3. The status and the relation of the Complainant with the Company.
4. The transaction in particular.
If the required issues are considered by the Magistrates when the Directors contend that they are not responsible and seek for discharge in right perspective and the object of the legislation, then, many cases now pending on directors for the dishonour of cheques issued by the Company are bound to fail. When Directors feel that they are unnecessary implicated in the issue, then, they will either seek for discharge from the case in the concerned Magistrate Court or approach the High Court seeking to quash the proceedings as such. The issue of Director’s responsibility and even the penal provisions dealing with dishonour of cheques are complicated and there so many complicated issues. I would like to quote a very good observation of High Court of Andhra Pradesh in the matter of Rohinton Noria Vs. M/s. NCC Finance Ltd reported in 2000 (106) CRLJ 4117 AP: 2000 (2) ALT (Cri) 27: 2000 (1) ALD (Cri) 664 and the same is extracted below:
“It is being observed that in complaints filed for offence under Section 138 of the Negotiable Instruments Act, all the Directors of the Company are routinely being proceeded against ‘by invoking the provision under Section 141 of the Negotiable Instruments Act by glibly repeating the words in the section that certain director “was incharge of and responsible to the company for the conduct of business of the company’. It is necessary to emphasize that Section 141 of the Negotiable Instruments Act where an offense under Section 138 of the Negotiable Instruments Act has been committed by a company, the complainant is required to give a serious thought and make enquiries and ascertain the fact as to whether a particular director was incharge of and responsible to the affairs and conduct of the business of the company. Routinely roping in all the Directors by merely repeating the words used in Section 141 of Negotiable Instruments Act without ascertaining the facts is a serious matter which has to be deprecated.
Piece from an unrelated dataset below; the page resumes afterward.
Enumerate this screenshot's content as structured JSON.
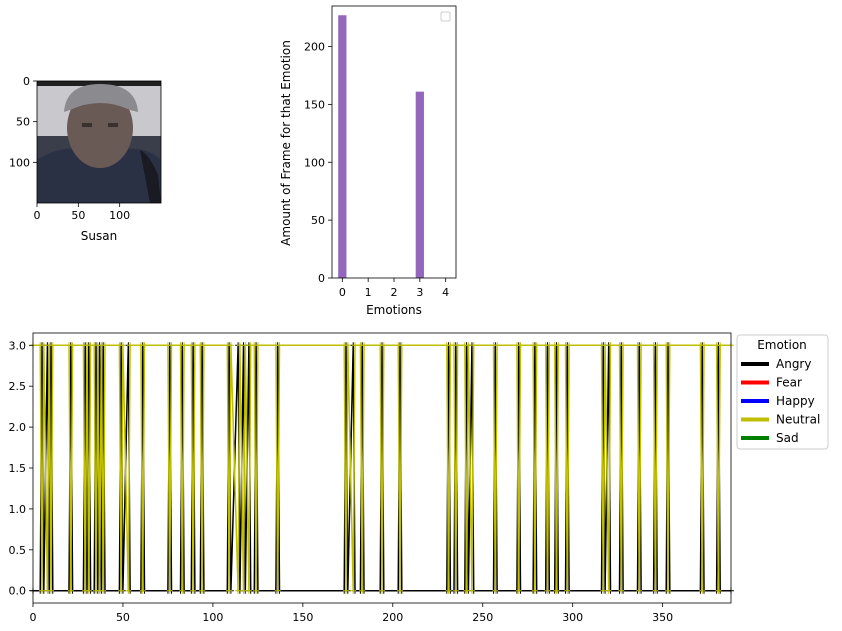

However, it is a question of fact which necessarily has to be decided during the trial.”
The detailed directives given by the Constitutional Courts at times on the issue of dishonour of cheques is a testimony to the complications involved in the subject.
Note: though the subject is very vast and complicated, I have only provided a small brief, am aware of all the concerned issues and complications.
V.Durga Rao, Advocate, Madras High Court.